The Keto Diet is also changing beliefs about health. The meal planning system is very popular with this generation, and its philosophies have made millennials prize the health benefits of saturated fat in trendy coconut and fish oils, as well as cream and butter. Millennials are also much more likely to say animal protein is healthy, with 47% of them saying meat is good for the body, while just 26% of older cohorts agreed.
One disturbing trend in the literature on this topic is where millennials are getting their information on health and nutrition. According to the IFIC, 40% of millennials report that a friend or family member is their main source of information on nutrition, while older people are much more reliant on doctors and nutritionists. Millennials also get a lot of their information from bloggers and social media fitness personalities. Experts worry that fads and trends which perpetuate misleading and harmful ideas will be difficult to counter.
3) Sustainability and the Environment
Sustainability is something of a magic word for millennials, and it deeply affects their purchasing habits and perception of products and companies. While they are more likely to think that meat is healthy, according to the USDA they buy less of it (and more nuts and other plant-based proteins) than older generations. Millennials are also more likely to buy organic and locally sourced food than their elders. This preference extends from individual products to brands, as Ecosphere reports that “87% [of millennials] would be more loyal to a company that helps them contribute to social and environmental issues.”
As a result of millennials’ purchasing choices, more and more companies are adopting sustainability strategies. A survey from the Economist Intelligence Unit found that 74% of US-based executives felt that good corporate citizenship would help increase profits at their companies. The practice of sustainability reporting has grown by 30% over the past four years according to Ecosphere, while 9000 corporations have currently signed the UN Global Compact, which commits them to environmental protection.
One way to signal a commitment to sustainability is to limit waste and the use of plastic in packaging. Studies have shown that 65% of millennials are opposed to the use of plastics in packaging. While the elimination of all plastics in packaging isn’t realistic at the moment, companies like How2Recycle that add consistent and transparent recycling information to packaging can take the stigma away from plastic use. Leading FMCG brands such as Nestle, Amy’s, and Nature’s Path Organics are already using the service.
4) Voice and Online
As noted above, convenience is a key driver in millennial grocery shopping habits. A 2018 study on shopping trends by the Food Marketing Institute found that 43% of millennials occasionally or often bought groceries online. The figure for millennials with children jumped to 58%. As one mom put it “I expect to lean more heavily on my digital shopping skills in the future. For me, time is everything and it feels like I don’t have enough of it. I look forward to the day I purchase more perishable items online.” Even people who aren’t buying most of their groceries online are anticipating doing so, and their desire to save time makes them very optimistic about the potential of online shopping.

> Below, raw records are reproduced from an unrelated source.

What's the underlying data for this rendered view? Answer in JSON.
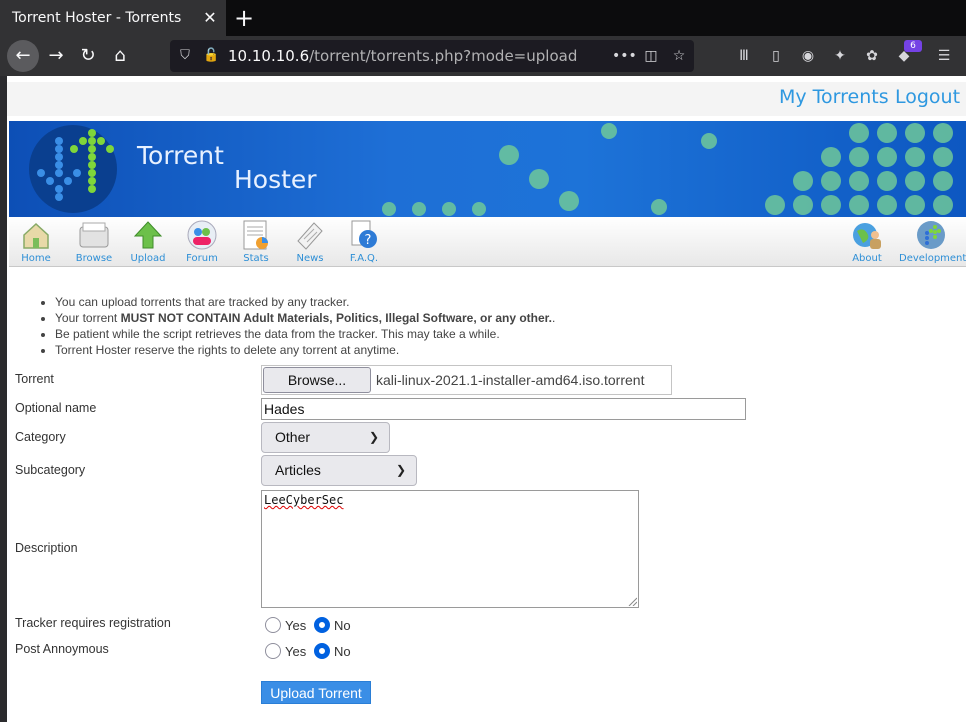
{
  "browser": {
    "tab_title": "Torrent Hoster - Torrents",
    "url_host": "10.10.10.6",
    "url_path": "/torrent/torrents.php?mode=upload",
    "badge_count": "6"
  },
  "top_links": {
    "my_torrents": "My Torrents",
    "logout": "Logout"
  },
  "banner": {
    "title_line1": "Torrent",
    "title_line2": "Hoster"
  },
  "menu": {
    "home": "Home",
    "browse": "Browse",
    "upload": "Upload",
    "forum": "Forum",
    "stats": "Stats",
    "news": "News",
    "faq": "F.A.Q.",
    "about": "About",
    "development": "Development"
  },
  "notes": {
    "line1": "You can upload torrents that are tracked by any tracker.",
    "line2_prefix": "Your torrent ",
    "line2_bold": "MUST NOT CONTAIN Adult Materials, Politics, Illegal Software, or any other.",
    "line2_suffix": ".",
    "line3": "Be patient while the script retrieves the data from the tracker. This may take a while.",
    "line4": "Torrent Hoster reserve the rights to delete any torrent at anytime."
  },
  "form": {
    "torrent_label": "Torrent",
    "browse_button": "Browse...",
    "file_name": "kali-linux-2021.1-installer-amd64.iso.torrent",
    "optional_name_label": "Optional name",
    "optional_name_value": "Hades",
    "category_label": "Category",
    "category_value": "Other",
    "subcategory_label": "Subcategory",
    "subcategory_value": "Articles",
    "description_label": "Description",
    "description_value": "LeeCyberSec",
    "tracker_reg_label": "Tracker requires registration",
    "post_anon_label": "Post Annoymous",
    "yes": "Yes",
    "no": "No",
    "submit": "Upload Torrent"
  },
  "colors": {
    "link": "#2e98e0",
    "banner": "#1e6fd6",
    "submit": "#3a8ee6",
    "radio_checked": "#0061e0"
  }
}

With so many consumers putting a premium on convenience and time-saving, voice shopping seems poised to explode. According to research from OC&C Strategy Consultants, groceries are the most commonly purchased category in voice shopping, and 20% of voice shoppers are buying them. Since digital-native millennials are already the most enthusiastic users of digital assistants, it’s safe to assume that as voice shopping becomes frictionless, more and more members of the generation will gravitate towards an even faster and easier way to buy groceries.
Now you know what millennials desire. Prepared, sustainable, healthy and organic food wrapped in an environmentally friendly package instantly delivered to them wherever they are via voice command. If you can find a way to give them what they want, the future is yours!